Na análise de Chris Fuscaldo, o “Dois” teve grande importância para toda a carreira da Legião Urbana, um trabalho que veio após dificuldades de inspiração e com a mixagem das faixas. Aliás, foi importante não só para o grupo, mas também para a música brasileira, ecoando até hoje: “É um disco que fica marcado na história. Ele define esse momento de um rock que está se estabelecendo, aderindo de certa forma também ao MPB, com muito violão. É um álbum que tem muito a ver com 1986 e que ficou para sempre. Nós nos lembramos dele hoje como se fosse um disco feito mês passado”.
Um passo adiante
Na visão de Julliany Mucury, doutora em literatura brasileira e autora do livro “Renato, o Russo”, os dois primeiros álbuns da banda apresentam uma linha de raciocínio “muito completa”, alcançando os pensamentos de Renato em diversas frentes. Assim, é possível ver similaridades em algumas canções, como “Soldados”, do “Legião Urbana”, e “Fábrica”, do “Dois”. Para a pesquisadora, apesar de não terem sido os “hits” de seus discos, já apresentavam uma “mensagem de conteúdo político muito forte” que seria a marca do grupo.

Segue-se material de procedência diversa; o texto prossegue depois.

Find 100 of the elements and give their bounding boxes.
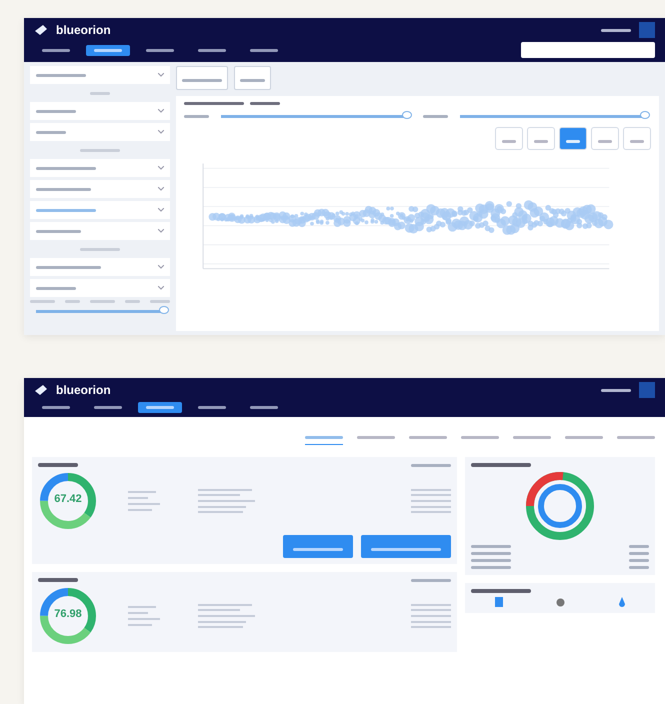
chevron-icon — [158, 229, 164, 233]
blurred-text — [184, 114, 209, 118]
blurred-text — [629, 566, 649, 569]
blurred-text — [36, 286, 76, 290]
chevron-icon — [158, 208, 164, 212]
chevron-icon — [158, 187, 164, 191]
blurred-text — [80, 248, 120, 250]
action-button[interactable] — [283, 535, 353, 558]
score-value: 67.42 — [53, 493, 83, 505]
range-button[interactable] — [623, 127, 651, 150]
blurred-text — [422, 114, 448, 118]
filter-chip[interactable] — [176, 66, 228, 90]
blurred-text — [601, 388, 631, 392]
blurred-text — [198, 406, 226, 409]
range-button[interactable] — [495, 127, 523, 150]
blurred-text — [65, 300, 80, 303]
metrics-values-drawing — [411, 602, 451, 630]
filter-row[interactable] — [30, 279, 170, 297]
blurred-text — [471, 552, 511, 555]
chevron-icon — [158, 130, 164, 134]
action-button[interactable] — [361, 535, 451, 558]
blurred-text — [198, 48, 226, 52]
filter-row[interactable] — [30, 159, 170, 177]
blurred-text — [36, 130, 66, 134]
blurred-text — [146, 406, 174, 409]
metrics-values-drawing — [411, 487, 451, 515]
blurred-text — [629, 545, 649, 548]
metrics-list-drawing — [198, 487, 258, 515]
blurred-text — [38, 578, 78, 582]
blurred-text — [36, 230, 81, 232]
drop-icon — [619, 597, 626, 607]
blurred-text — [94, 406, 122, 409]
blurred-text — [534, 140, 548, 143]
blurred-text — [513, 436, 551, 439]
blurred-text — [565, 436, 603, 439]
blurred-text — [80, 148, 120, 152]
metrics-list-drawing — [198, 602, 258, 630]
blurred-text — [471, 566, 511, 569]
blurred-text — [125, 300, 140, 303]
blurred-text — [30, 300, 55, 303]
slider-thumb[interactable] — [159, 306, 169, 314]
score-value: 76.98 — [53, 608, 83, 620]
blurred-text — [250, 48, 278, 52]
donut-chart-drawing — [40, 588, 96, 644]
slider-thumb[interactable] — [402, 110, 412, 118]
filter-row[interactable] — [30, 258, 170, 276]
blurred-text — [36, 166, 96, 170]
filter-row[interactable] — [30, 222, 170, 240]
blurred-text — [90, 300, 115, 303]
ring-chart-drawing — [526, 472, 594, 540]
chevron-icon — [158, 73, 164, 77]
chevron-icon — [158, 286, 164, 290]
blurred-text — [94, 48, 122, 52]
slider-thumb[interactable] — [640, 110, 650, 118]
filter-row[interactable] — [30, 102, 170, 120]
blurred-text — [471, 559, 511, 562]
blurred-text — [182, 79, 222, 82]
blurred-text — [36, 110, 76, 112]
blurred-text — [250, 102, 280, 105]
logo-text: blueorion — [56, 23, 111, 37]
blurred-text — [150, 300, 170, 303]
blurred-text — [502, 140, 516, 143]
blurred-text — [409, 436, 447, 439]
search-field[interactable] — [521, 42, 655, 58]
blurred-text — [471, 545, 511, 548]
filter-chip[interactable] — [234, 66, 271, 90]
nav-tab[interactable] — [86, 44, 130, 56]
blurred-text — [371, 548, 441, 551]
range-button[interactable] — [591, 127, 619, 150]
blurred-text — [566, 140, 580, 143]
range-button[interactable] — [527, 127, 555, 150]
range-button[interactable] — [559, 127, 587, 150]
filter-row[interactable] — [30, 201, 170, 219]
donut-chart-drawing — [40, 473, 96, 529]
blurred-text — [305, 436, 343, 439]
blurred-text — [411, 578, 451, 582]
filter-row[interactable] — [30, 180, 170, 198]
blurred-text — [601, 28, 631, 32]
blurred-text — [42, 48, 70, 52]
filter-row[interactable] — [30, 66, 170, 84]
logo-icon — [34, 384, 48, 396]
blurred-text — [38, 463, 78, 467]
logo-icon — [34, 24, 48, 36]
blurred-text — [293, 548, 343, 551]
blurred-text — [629, 552, 649, 555]
blurred-text — [36, 74, 86, 76]
blurred-text — [617, 436, 655, 439]
blurred-text — [250, 406, 278, 409]
blurred-text — [598, 140, 612, 143]
chevron-icon — [158, 109, 164, 113]
blurred-text — [42, 406, 70, 409]
blurred-text — [184, 102, 244, 105]
blurred-text — [36, 208, 96, 212]
filter-row[interactable] — [30, 123, 170, 141]
blurred-text — [357, 436, 395, 439]
blurred-text — [90, 92, 110, 94]
chevron-icon — [158, 166, 164, 170]
blurred-text — [471, 463, 531, 467]
blurred-text — [461, 436, 499, 439]
blurred-text — [629, 559, 649, 562]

Um outro aspecto que se destaca no “Dois” para a autora de “Renato, O Russo” é a complexidade do álbum, trazendo novas experimentações dos integrantes da banda e atravessando o período conturbado do Plano Cruzado. Além disso, apresenta outra postura dos membros: Renato, mais seguro, adota “algo mais seu” e, sem “a linguagem de protesto do punk rock” do primeiro disco, “dá um passo à frente” nos temas de suas canções:
“Em ‘Acrilic on Canvas’, ele faz um grande jogo metafórico sobre o amor e os elementos de um quadro para falar sobre as questões do não realizável, do desejado, do sonho, que acompanharão o Renato até sua morte”. A escritora, que em seu livro analisa letras de Russo, aponta três canções que considera “as principais” do “Dois”: “Índios”, “Fábrica” e “Acrilic On Canvas”.

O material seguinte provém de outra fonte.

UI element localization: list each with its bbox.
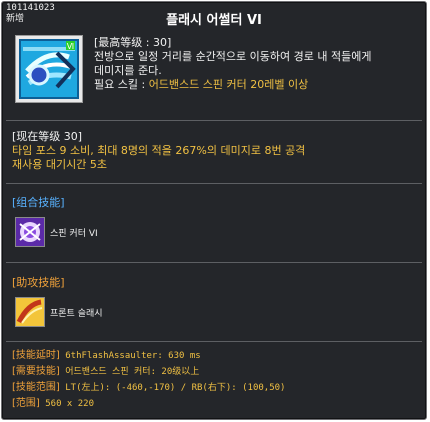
- description-line-2: 데미지를 준다.: [94, 64, 162, 77]
- info-label: [技能延时]: [12, 350, 60, 361]
- description-line-1: 전방으로 일정 거리를 순간적으로 이동하여 경로 내 적들에게: [94, 50, 372, 63]
- skill-title: 플래시 어썰터 VI: [166, 13, 262, 28]
- assist-skill-label: [助攻技能]: [12, 276, 65, 289]
- assist-skill-name: 프론트 슬래시: [50, 309, 103, 319]
- current-level-line: [现在等级 30]: [12, 130, 83, 143]
- divider: [6, 120, 422, 121]
- svg-text:Ⅵ: Ⅵ: [67, 42, 74, 51]
- info-label: [技能范围]: [12, 382, 60, 393]
- info-value: 어드밴스드 스핀 커터: 20级以上: [59, 367, 200, 377]
- combo-skill-name: 스핀 커터 VI: [50, 229, 98, 239]
- front-slash-skill-icon: [15, 297, 45, 327]
- flash-assaulter-skill-icon: Ⅵ: [15, 35, 83, 103]
- current-effect-line: 타임 포스 9 소비, 최대 8명의 적을 267%의 데미지로 8번 공격: [12, 144, 306, 157]
- divider: [6, 262, 422, 263]
- spin-cutter-skill-icon: [15, 217, 45, 247]
- skill-description: [最高等级 : 30] 전방으로 일정 거리를 순간적으로 이동하여 경로 내 …: [94, 36, 424, 92]
- info-label: [需要技能]: [12, 366, 60, 377]
- required-skill-label: 필요 스킬 :: [94, 78, 149, 91]
- info-value: LT(左上): (-460,-170) / RB(右下): (100,50): [59, 383, 286, 393]
- info-value: 560 x 220: [39, 399, 94, 409]
- divider: [6, 341, 422, 342]
- max-level-line: [最高等级 : 30]: [94, 36, 172, 49]
- info-row-delay: [技能延时] 6thFlashAssaulter: 630 ms: [12, 348, 422, 364]
- info-row-range: [技能范围] LT(左上): (-460,-170) / RB(右下): (10…: [12, 380, 422, 396]
- required-skill-line: 필요 스킬 : 어드밴스드 스핀 커터 20레벨 이상: [94, 78, 424, 92]
- combo-skill-label: [组合技能]: [12, 196, 65, 209]
- info-row-area: [范围] 560 x 220: [12, 396, 422, 412]
- current-level-section: [现在等级 30] 타임 포스 9 소비, 최대 8명의 적을 267%의 데미…: [12, 130, 422, 172]
- info-value: 6thFlashAssaulter: 630 ms: [59, 351, 201, 361]
- required-skill-value: 어드밴스드 스핀 커터 20레벨 이상: [148, 78, 309, 91]
- info-label: [范围]: [12, 398, 40, 409]
- skill-tooltip: 101141023 新增 플래시 어썰터 VI Ⅵ [最高等级 : 30] 전방…: [1, 1, 427, 420]
- cooldown-line: 재사용 대기시간 5초: [12, 158, 107, 171]
- skill-info-list: [技能延时] 6thFlashAssaulter: 630 ms [需要技能] …: [12, 348, 422, 412]
- divider: [6, 183, 422, 184]
- info-row-required: [需要技能] 어드밴스드 스핀 커터: 20级以上: [12, 364, 422, 380]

“Eu acredito que essas canções não podem passar despercebidas, porque elas cravam para o grande fã e grande ouvinte da Legião Urbana sobre a que veio Renato Manfredini Júnior na persona de Renato Russo. Há muito do sarcasmo, da percepção social, da vontade de criar letras não óbvias, de colocar um conteúdo subjacente para fazer o público pensar e se mexer. O Renato queria muito que essa mensagem entrasse no coração das pessoas, e isso, em 1986, torna-se uma febre”, destaca.
Nesse sentido, Julliany Mucury aponta como um dos motivos para o grande sucesso dessa obra o fato da banda “conversar com uma geração que está profundamente alterada” devido às transformações que o País enfrentava. Não à toa, “Dois” pode ser considerado “um divisor de águas” na trajetória da Legião Urbana.